Nascere a Betlemme, nella città di Gesù dopo duemila anni e non avere non solo un tetto, ma nemmeno i genitori…
È la storia di Rashid nome che significa “buon giudizio”, bambino di soli 3 mesi abbandonato dalla madre in strada, dentro una scatola di cartone. Trovato da un passante, grazie all’intervento della polizia, ora è accudito e amato nella “Crèche” (… che in francese significa presepe ed anche asilo nido), l’orfanotrofio istituito dalle Figlie della Carità di S. Vincenzo de’ Paoli nel 1905.
Rashid ha grandi occhi neri. Guarda con attenzione tutto ciò che si muove e sorride a chi si trova accanto a lui. Sorride cercando un contatto con le sue piccole manine che escono dalla tutina celeste.
Di sua madre e suo padre non si sa nulla, Rashid è solo. Quando Gesù nacque aveva accanto Giuseppe e Maria, Rashid no, ma può contare sull’aiuto di suor Elizabeth, responsabile della Crèche, e del suo staff tra cui Rosa, la capo infermiera.

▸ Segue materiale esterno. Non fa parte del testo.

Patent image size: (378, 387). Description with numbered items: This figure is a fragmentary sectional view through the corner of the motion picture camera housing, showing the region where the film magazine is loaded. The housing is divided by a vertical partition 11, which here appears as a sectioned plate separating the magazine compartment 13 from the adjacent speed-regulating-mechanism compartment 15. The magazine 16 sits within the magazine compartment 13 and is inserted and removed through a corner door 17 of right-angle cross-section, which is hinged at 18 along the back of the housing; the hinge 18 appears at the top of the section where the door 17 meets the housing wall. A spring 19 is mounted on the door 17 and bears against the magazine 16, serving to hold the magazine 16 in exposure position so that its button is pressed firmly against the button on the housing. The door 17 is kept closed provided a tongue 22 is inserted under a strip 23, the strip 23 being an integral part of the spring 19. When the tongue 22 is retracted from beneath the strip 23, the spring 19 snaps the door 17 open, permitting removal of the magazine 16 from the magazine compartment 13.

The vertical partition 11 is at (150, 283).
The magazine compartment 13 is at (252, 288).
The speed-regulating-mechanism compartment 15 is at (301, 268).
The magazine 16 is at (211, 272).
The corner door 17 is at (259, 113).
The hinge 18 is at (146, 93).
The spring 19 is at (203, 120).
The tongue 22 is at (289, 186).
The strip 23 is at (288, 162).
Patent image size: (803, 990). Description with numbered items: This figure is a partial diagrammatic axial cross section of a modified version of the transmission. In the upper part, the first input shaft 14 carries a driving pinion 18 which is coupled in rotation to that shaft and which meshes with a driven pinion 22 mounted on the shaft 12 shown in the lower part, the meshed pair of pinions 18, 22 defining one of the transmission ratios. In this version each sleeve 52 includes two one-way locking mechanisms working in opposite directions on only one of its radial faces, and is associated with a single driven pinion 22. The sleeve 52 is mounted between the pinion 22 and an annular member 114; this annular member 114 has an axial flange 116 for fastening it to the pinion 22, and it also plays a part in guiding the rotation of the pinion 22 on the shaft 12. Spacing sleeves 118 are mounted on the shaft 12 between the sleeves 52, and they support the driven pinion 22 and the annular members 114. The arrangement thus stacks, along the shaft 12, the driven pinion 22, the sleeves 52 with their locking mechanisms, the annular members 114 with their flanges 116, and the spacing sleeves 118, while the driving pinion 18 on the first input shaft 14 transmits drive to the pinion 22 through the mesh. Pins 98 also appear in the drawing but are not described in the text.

Rashid non aveva un nome quando arrivò lì, non esisteva, il suo era un destino segnato, oggi ha un nome, un’identità, ma la sua battaglia per la vita non è finita, anzi è appena cominciata. Bambini come lui, abbandonati, rifiutati, denutriti a volte percossi, violentati, cacciati dalle loro case, non hanno diritti su questa terra.
Nella stanza di Rashid ci sono altri piccoli e piccole come lui, che non hanno né una mamma, né papà, né nonni. Nella cultura islamica l’adozione non è ammessa. Le loro madri hanno dovuto disfarsene dopo il parto. Spiega suor Elizabeth: “tra le cause dell’abbandono, quella principale, è che non è possibile per una giovane rimanere incinta al di fuori del matrimonio. Chi vi resta rischia la morte. Queste ragazze, in gran parte vengono da villaggi isolati, vittime di violenza, sono reputate un’onta dalla famiglia e rischiano di essere uccise”. Chi riesce a tenere segreta la gravidanza una volta dato alla luce il bambino e abbandonato torna a casa dalla famiglia ignara e tutto finisce lì. Altre la cui gravidanza è nota rischiano di essere uccise dai familiari. Per questo i servizi sociali palestinesi li affidano alla polizia. Si tratta di un fenomeno che è alimentato anche dal crescere della prostituzione e dalle pessime condizioni economiche.
“A questi piccoli cerchiamo di dare quell’affetto ed un tetto cui ogni bambino ha diritto”, continua suor Elizabeth. Nella casa ci sono, attualmente, 30 bambini dei quali 10 con problemi fisici e altri 68 che frequentano la scuola. Servono soldi ed aiuto: “abbiamo personale del luogo ed occasionalmente alcuni volontari ai quali viene chiesto il visto di ingresso che difficilmente Israele rilascia a chi viene dall’estero, per cui si può sfruttare il visto turistico che vale tre mesi. Alla scadenza debbono lasciare il paese e questo per i nostri piccoli è un trauma perché si affezionano agli operatori”. Nonostante le difficoltà vi è la consapevolezza che le vie della pace, in questa terra passano anche da qui e dagli occhi felici e pieni di vita di bambini come Rashid, il giudizioso.